At the base of the hair follicle is a large structure referred to as the papilla. The papilla mostly comprises connective tissue and a capillary loop. Cell division in the papilla is rare or infrequent.
The Hair Matrix
Surrounding the papilla is the hair matrix, a collection of epithelial cells often interspersed with the pigment producing cells. Cell division in the hair matrix is responsible for the cells that will form the major structures of the hair fibre and the inner hair root sheath. The hair matrix epithelium is one of the fastest growing cell populations in the human body, which is why some forms of chemotherapy that kill dividing cells or radiotherapy may lead to temporary hair loss of this rapidly dividing cell population. The papilla is usually egg or pear shaped with the matrix wrapped completely around it except for a short stalk-like connection to the surrounding connective tissue that provides access for the capillary.

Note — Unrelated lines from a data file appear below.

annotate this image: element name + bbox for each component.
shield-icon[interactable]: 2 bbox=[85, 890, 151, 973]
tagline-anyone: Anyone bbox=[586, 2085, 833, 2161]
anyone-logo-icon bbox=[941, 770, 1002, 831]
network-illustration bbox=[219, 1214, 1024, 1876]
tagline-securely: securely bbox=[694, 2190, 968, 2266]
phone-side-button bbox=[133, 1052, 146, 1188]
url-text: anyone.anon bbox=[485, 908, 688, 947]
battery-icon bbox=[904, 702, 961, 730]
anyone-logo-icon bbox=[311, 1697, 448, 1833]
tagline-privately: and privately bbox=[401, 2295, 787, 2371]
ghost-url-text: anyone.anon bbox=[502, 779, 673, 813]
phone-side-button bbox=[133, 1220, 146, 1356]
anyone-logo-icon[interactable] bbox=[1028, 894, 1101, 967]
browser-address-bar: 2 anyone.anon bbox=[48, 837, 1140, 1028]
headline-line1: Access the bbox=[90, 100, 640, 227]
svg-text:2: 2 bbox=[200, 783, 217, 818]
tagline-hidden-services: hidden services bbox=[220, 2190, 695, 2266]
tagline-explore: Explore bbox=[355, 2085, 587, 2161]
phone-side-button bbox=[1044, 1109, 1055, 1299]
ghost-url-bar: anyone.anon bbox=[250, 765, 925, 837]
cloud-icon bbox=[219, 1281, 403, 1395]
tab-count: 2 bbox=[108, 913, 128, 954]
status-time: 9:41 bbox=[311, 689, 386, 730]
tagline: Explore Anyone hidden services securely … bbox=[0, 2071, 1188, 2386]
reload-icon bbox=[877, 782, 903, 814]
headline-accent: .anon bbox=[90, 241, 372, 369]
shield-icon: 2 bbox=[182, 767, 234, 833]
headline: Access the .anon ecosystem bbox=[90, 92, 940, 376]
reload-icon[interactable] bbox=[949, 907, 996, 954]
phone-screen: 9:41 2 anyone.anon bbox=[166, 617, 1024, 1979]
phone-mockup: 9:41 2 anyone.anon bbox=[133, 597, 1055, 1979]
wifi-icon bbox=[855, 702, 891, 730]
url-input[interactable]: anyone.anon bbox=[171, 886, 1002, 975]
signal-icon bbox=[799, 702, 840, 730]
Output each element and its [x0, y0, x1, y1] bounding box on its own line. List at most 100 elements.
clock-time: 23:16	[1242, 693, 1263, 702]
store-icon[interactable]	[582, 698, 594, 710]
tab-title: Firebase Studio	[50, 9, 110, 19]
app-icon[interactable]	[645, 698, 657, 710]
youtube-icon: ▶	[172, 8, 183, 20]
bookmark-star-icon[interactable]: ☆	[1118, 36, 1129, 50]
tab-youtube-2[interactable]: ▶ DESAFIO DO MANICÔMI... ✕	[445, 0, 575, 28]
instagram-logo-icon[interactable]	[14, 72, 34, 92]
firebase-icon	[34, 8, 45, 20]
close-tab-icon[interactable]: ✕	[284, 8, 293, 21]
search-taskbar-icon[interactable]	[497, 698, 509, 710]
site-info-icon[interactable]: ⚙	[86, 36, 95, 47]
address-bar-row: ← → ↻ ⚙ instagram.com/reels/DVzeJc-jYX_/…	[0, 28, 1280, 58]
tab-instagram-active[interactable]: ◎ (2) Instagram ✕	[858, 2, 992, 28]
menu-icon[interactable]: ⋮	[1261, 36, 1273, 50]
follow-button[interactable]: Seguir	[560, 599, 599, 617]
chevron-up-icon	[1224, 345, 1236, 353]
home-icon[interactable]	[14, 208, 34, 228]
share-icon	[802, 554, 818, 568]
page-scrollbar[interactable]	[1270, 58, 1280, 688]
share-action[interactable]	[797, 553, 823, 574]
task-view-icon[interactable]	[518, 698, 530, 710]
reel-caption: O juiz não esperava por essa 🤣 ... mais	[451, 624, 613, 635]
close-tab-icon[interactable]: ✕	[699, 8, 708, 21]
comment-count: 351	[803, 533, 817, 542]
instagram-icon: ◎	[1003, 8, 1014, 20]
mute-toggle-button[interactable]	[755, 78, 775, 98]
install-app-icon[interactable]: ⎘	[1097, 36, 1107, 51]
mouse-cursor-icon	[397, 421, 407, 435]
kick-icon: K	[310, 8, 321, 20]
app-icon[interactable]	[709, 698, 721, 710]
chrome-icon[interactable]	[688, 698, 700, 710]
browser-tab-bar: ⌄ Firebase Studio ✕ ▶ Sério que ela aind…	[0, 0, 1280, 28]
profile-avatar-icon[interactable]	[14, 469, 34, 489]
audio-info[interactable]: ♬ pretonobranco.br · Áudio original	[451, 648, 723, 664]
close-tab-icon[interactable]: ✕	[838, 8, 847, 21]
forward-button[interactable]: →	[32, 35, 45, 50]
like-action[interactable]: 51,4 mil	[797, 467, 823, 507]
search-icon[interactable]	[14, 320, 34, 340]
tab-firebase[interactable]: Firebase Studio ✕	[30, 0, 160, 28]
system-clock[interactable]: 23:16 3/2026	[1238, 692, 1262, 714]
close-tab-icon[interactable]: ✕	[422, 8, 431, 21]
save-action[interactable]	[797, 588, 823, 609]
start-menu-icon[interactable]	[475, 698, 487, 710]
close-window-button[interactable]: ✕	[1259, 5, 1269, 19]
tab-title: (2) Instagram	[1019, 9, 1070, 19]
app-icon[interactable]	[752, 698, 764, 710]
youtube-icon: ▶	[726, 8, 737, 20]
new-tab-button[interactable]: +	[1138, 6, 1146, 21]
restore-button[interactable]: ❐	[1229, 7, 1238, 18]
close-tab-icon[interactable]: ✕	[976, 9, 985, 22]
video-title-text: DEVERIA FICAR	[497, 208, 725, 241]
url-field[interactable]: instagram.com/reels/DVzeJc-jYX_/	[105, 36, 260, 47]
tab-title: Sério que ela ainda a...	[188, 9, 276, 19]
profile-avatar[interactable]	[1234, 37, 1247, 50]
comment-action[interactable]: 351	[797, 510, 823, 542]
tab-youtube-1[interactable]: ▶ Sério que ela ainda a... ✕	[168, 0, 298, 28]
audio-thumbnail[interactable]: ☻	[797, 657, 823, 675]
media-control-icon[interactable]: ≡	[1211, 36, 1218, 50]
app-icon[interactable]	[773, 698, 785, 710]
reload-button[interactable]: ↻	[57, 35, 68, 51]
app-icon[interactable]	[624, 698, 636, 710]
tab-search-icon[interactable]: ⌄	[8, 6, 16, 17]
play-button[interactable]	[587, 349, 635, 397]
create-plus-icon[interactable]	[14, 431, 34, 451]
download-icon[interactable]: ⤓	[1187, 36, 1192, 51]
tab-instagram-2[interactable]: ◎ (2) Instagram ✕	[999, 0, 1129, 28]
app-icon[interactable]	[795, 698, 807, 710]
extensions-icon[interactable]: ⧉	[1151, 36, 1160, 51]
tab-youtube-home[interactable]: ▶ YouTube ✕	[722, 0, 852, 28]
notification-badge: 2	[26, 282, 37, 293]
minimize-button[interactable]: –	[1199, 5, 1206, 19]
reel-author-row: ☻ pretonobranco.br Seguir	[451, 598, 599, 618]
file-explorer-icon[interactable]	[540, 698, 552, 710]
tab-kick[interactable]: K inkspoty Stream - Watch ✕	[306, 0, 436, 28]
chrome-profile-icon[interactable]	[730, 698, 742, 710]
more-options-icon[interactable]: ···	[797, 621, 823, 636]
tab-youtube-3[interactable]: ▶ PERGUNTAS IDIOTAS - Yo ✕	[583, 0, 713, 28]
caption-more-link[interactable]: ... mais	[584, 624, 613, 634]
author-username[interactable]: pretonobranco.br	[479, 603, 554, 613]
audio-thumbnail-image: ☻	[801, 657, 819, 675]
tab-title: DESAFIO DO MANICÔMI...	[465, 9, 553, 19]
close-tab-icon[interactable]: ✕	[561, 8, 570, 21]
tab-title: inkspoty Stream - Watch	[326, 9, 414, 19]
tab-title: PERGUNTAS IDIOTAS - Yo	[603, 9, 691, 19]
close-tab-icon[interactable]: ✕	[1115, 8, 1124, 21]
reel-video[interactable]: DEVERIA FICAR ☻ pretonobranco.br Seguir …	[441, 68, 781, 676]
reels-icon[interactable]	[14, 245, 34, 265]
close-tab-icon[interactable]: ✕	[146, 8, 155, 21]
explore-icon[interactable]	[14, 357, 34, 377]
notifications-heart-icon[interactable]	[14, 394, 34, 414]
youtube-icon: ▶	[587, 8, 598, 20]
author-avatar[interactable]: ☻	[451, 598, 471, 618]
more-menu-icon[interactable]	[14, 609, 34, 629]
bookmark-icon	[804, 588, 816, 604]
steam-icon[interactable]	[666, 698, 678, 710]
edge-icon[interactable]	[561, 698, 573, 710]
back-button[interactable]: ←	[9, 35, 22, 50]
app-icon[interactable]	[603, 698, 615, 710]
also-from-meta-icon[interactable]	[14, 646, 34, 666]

The root sheath is composed of an external root sheath, a middle layer, and an internal cuticle that is continuous with the outermost layer of the hair fibre.
Some Examples of Growth Times
|Anagen (Growth Phase)||2-3 years (sometimes longer)||18 to 24 months||6 to 8 months|
|Catagen (shrivelling) Phase||2 to 3 weeks||6 to 10 weeks||6 to 10 weeks|
|Telogen (resting) Phase||About 3 months||About 3 months||About 5 months|
The duration of the hair growth cycle varies in different parts of the body. For eyebrows, the cycle is completed in around 4 months, while it takes the scalp 3 to 4 years to complete; this is why eyebrow hairs have a fixed length, while hairs on the head grow so long.
Indicative table of Hair growth by stage:
The duration of these phases varies from person to person and is affected by our basic genetic (DNA) make-up, age, health and gender. Different hair colour and follicle shape also affects the timings of these phases. Because laser hair removal treatment is only effective during the Anagen or growth phase when the hair is rich in protein, keratinized cells and melanin, a significant amount of hair is not removed by initial laser treatment and further laser treatments are required for the hairs that were in transition and resting phases as they progress to the Anagen growth phase and are susceptible to the laser.